From the textbook viewpoint, the Fed has two options: lower the unemployment rate through additional monetary expansion at the risk of inflation, or stay out of the way for the sake of price stability. In today's environment, this is a false set of choices. In the past few years, the Fed has injected trillions into the economy with little to no effect on the unemployment rate. As a result, the real question for us to answer is, "Considering that the Fed has repeatedly failed, will it again try the same policies in an effort to reduce unemployment?" This isn't a question about numbers and figures. It's a question about the hard-headedness, delusion and stupidity at the Fed.

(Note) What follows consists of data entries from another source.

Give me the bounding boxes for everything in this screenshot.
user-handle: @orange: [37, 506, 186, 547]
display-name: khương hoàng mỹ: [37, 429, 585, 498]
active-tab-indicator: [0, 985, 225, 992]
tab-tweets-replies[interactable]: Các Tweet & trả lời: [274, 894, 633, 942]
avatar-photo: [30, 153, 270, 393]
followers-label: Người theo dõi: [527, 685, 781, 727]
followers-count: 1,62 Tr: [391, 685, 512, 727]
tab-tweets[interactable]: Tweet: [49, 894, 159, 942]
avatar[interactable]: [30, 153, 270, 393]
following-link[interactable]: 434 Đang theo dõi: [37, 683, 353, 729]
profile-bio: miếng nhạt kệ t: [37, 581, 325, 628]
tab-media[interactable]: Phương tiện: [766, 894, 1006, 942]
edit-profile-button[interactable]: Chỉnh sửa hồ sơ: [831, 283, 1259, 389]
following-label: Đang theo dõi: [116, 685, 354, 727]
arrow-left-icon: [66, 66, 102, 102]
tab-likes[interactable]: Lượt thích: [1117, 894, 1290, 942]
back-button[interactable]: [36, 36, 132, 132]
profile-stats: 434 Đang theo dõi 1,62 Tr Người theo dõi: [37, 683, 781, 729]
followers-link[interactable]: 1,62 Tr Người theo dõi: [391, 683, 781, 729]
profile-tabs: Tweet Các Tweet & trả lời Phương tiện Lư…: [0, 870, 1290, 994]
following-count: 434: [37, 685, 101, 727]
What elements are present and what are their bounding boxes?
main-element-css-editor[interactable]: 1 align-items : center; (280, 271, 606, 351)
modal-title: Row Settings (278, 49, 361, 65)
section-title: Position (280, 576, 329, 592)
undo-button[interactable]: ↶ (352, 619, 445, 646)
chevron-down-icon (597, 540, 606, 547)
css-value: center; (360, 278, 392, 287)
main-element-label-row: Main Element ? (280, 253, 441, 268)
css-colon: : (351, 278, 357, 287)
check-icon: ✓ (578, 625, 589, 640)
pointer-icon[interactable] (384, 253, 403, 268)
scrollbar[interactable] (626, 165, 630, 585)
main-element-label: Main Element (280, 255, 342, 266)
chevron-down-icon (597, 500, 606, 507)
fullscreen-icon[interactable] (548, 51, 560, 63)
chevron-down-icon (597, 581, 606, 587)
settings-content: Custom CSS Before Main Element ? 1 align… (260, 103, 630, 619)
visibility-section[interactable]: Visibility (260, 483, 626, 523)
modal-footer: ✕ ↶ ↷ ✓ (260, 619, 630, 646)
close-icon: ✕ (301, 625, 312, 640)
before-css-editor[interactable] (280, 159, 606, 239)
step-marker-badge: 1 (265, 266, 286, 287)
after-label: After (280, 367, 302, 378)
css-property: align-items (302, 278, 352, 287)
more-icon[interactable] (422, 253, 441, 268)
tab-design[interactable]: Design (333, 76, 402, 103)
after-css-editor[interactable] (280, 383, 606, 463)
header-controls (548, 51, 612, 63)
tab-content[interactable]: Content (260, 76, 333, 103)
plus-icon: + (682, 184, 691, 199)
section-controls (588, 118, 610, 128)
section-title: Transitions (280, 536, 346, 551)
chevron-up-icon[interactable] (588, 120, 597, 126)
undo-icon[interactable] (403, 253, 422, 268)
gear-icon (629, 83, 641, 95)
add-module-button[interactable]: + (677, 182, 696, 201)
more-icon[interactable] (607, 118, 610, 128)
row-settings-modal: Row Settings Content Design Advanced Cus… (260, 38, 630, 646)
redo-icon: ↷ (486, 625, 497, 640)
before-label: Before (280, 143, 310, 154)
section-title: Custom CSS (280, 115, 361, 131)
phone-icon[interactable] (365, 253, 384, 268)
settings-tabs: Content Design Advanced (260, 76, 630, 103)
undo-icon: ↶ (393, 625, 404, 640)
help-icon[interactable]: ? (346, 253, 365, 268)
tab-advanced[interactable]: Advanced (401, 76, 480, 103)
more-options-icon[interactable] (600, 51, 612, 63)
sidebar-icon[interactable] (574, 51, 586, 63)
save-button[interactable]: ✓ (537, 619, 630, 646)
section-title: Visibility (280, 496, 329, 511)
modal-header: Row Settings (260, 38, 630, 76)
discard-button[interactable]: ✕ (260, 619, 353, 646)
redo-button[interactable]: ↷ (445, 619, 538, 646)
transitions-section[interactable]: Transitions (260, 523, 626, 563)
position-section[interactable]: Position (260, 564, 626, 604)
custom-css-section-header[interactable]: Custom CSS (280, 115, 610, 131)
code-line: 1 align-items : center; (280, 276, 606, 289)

Unless your head is in the sand, it's obvious that the Fed's policies have been a failure. We already know that economic conditions are bad enough for the Fed to act. In the Fed's last minutes - to the dismay of Obama's election campaign - it plainly says, "...the unemployment rate was expected to still be elevated at the end of 2014."

The gravity of the unemployment situation is obvious. What's not so clear is whether Fed members understand the failure of their previous stimulus efforts. The Fed minutes give us a clue:

Meeting participants again discussed the extent of slack in labor markets. Some participants judged that the unemployment rate was being substantially boosted by structural factors such as mismatches between the skills of unemployed workers and those required for available jobs, a view that would imply less slack in labor markets than suggested by a simple comparison of the current unemployment rate to participants' estimates of its longer-run normal level.... Some other participants acknowledged that structural factors were contributing to unemployment, but said that, in their view, slack remained high and weak aggregate demand was the major reason that the unemployment rate was still elevated.

The idea behind structural unemployment stands on extremely weak footing. There's no need to drag out the statistics here. The economy didn't go from 4.4% unemployment in mid-2007 to 10% unemployment in 2009 because of structural changes. Was there an unexplained explosion of tech companies in this two-year period that required greater skills? Were 90% of college graduates art history majors in this two-year period? Hmmm... no. Maybe... just maybe... the biggest global downturn since the Great Depression has something to do with it.

Thankfully, other members of the Fed presented a different view. But nonetheless, the fact that some actually believe the structural change line is frightening. It tells us that many board members are in a state of denial. They've thrown everything including the kitchen sink at the economy, and it has failed. Now, they're trying to make up excuses for their failure, such as "structural changes in the economy."

So, what does this point have to do with anything? The state of denial among some Fed board members should scare the hell out of you. If they're unwilling to accept reality and the consequences of their actions, then things can only get worse from here. To solve any problem, we must first agree on the facts and reality. The Fed doesn't seem to be there yet. As a result, they will continue to use additional monetary expansion in an attempt to lower unemployment - despite the previous failures.

This is spelled out in the Fed minutes: "A few members expressed the view that further policy stimulus likely would be necessary to promote satisfactory growth in employment and to ensure that the inflation rate would be at the Committee's goal." Yes, folks. They actually believe their actions will promote growth in employment. After all of their failures, this is still the official line.

The Fed's next move has little to do with the unemployment situation. We already know that unemployment is bad. The tougher part is weighing how delusional the central bank has become. In the minutes, there were signs of a few participants with their heads straight, but quite a few have their heads so far in the sand that they're reaching water.